We CAN do or be anything and everything.

And although I have ambition, one of the things that gives me the most pleasure is editing documents.

So maybe it’s not so much what I am currently doing and being, as much as what I want to do and be, that is my source of cognitive dissonance. In an age where discrimination is the devil, and gender / race / sexual orientation don’t face the same barriers they once did***, there’s this expectation that anyone who once might have been discriminated against should reach for the stars.

But what if we just want to edit?

What if technology (in the creating-Google-sense) isn’t exactly my thing, and science isn’t my forte, and being 5’ft tall means that pulling people from burning buildings isn’t a likely occupation for me?

They tell us to SHOOT FOR THE STARS. Cool beans.
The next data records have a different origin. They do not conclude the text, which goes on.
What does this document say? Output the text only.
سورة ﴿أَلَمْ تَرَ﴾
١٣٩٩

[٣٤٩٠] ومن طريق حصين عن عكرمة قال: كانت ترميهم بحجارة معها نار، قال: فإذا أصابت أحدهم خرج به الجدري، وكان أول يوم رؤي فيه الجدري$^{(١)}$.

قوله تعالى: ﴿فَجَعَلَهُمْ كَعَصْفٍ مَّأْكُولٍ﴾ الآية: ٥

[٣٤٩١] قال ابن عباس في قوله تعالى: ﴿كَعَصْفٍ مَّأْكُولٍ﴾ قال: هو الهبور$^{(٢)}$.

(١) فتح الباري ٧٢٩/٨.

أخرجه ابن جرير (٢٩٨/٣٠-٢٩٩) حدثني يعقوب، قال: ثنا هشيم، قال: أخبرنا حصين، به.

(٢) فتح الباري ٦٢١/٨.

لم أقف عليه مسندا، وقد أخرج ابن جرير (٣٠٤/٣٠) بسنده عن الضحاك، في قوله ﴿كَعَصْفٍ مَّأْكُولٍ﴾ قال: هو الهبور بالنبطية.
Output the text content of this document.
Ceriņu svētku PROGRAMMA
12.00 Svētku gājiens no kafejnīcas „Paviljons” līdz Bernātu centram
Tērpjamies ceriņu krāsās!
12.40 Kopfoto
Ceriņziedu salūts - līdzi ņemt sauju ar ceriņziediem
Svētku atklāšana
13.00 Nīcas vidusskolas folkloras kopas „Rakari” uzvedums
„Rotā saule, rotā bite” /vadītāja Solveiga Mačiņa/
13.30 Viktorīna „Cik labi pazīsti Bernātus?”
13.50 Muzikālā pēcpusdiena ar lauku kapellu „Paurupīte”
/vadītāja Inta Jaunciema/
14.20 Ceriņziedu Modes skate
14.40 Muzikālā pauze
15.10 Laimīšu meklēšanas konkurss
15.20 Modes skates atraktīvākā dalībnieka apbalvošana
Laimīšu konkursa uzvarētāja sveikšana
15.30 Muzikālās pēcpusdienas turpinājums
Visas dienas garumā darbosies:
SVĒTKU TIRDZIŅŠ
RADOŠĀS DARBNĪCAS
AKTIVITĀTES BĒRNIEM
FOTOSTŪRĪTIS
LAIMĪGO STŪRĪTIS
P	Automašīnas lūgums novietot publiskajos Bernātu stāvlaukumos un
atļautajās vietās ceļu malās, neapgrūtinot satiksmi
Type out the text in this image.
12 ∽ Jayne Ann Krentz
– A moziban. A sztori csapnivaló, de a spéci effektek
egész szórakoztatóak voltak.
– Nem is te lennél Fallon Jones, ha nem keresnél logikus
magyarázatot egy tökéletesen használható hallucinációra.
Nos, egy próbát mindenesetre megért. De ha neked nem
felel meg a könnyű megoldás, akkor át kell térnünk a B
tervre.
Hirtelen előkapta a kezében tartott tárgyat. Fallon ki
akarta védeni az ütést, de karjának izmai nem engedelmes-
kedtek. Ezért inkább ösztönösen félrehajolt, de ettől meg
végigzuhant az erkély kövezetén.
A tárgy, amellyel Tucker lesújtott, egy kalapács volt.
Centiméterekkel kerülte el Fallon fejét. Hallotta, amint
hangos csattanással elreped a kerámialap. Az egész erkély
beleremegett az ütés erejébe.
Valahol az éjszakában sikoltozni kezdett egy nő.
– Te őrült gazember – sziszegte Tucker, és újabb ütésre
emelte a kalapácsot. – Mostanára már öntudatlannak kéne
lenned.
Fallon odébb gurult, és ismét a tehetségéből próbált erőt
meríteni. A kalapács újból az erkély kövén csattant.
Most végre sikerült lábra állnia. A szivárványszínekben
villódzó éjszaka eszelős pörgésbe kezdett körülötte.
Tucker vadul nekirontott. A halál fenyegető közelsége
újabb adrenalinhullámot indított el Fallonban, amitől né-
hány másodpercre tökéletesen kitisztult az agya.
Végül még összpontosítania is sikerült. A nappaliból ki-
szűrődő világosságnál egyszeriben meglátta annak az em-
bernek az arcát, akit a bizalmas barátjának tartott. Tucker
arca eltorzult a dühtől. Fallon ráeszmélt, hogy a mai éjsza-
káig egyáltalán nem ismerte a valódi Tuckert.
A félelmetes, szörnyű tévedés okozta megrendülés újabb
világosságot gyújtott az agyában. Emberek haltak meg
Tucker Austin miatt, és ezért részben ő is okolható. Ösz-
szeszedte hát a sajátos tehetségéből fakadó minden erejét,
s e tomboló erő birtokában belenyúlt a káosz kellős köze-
But is it okay if my *stars* (that is, EDITING!) are lower than what we conventionally think of?

And does that make me less ambitious? (This concept makes me shudder like crazy).

One COULD consider all of these questions to be depressing to the extreme, but really I’m just wondering where all of you stand on this. Are we facing impossible standards? Do we even understand, as a society, what “success” really MEANS?

If we are happy in our lives, if we are questioning things and curious about the way the world works and constantly learning, if we are doing what we love, is that okay? Is that enough? Is that *success*?

Share your thoughts in the comments section below!

*I’m not sure why, but the fact that the dictionary makes use of the Oxford comma (which I guess makes sense since it’s an Oxford dictionary) gave me much joy. Please tell me someone else shares in my language delights?

**Don’t ask my why my thought process went from existential crisis to it’s-all-about-me crisis. I’m narcissistic! (*face-palm*).

***Which is not to say that there aren’t ANY barriers – but certainly, I think we can all agree that the barriers are starting to break down, which is extremely exciting!

If you enjoyed the sistertraveller’s musings (see the images above), check out her seriously FANTASTIC blog at Dispatches from a Frontier. You will love it.

4 Comments

  1. Mary Anne in Kentucky

    If your superpower is editing, use it for good! The world suffers from a lot of bad editing, and the less we have to cringe when we read, the better for us all.

  2. davidmhz

    Sagan,

    I perfectly understand what you went through. I myself had a little quarter-life crisis in which I wasn’t entirely happy with my career choice (I’m a computer scientist), and I began to doubt myself and what the rest of my life would be like. It was too hard, too boring and the thought of devoting my life to developing applications. Then I found statistics and simulation.

    Statistics, as a career, is generally frowned upon by colleagues, but I happen to love data manipulation and experiment designing. I’m great at it. So, while I’m happy for most of my friends, who are out there developing games and creating popular websites, I freelance with a small group of friends and do statistics analysis for the banking industry. I may not have a steady income, but I have a job that makes me feel happy.

    Quarter-life crisis is something we all go though, I guess. And we may not be the next Steve Jobs or Mark Zuckerberg, but the important thing is: we don’t have to. We are allowed to be ourselves, exploit our talents and be successful in other ways. Being successful starts with being happy with who you are and what you do. You can take it from there. I wish you best of luck, Sagan.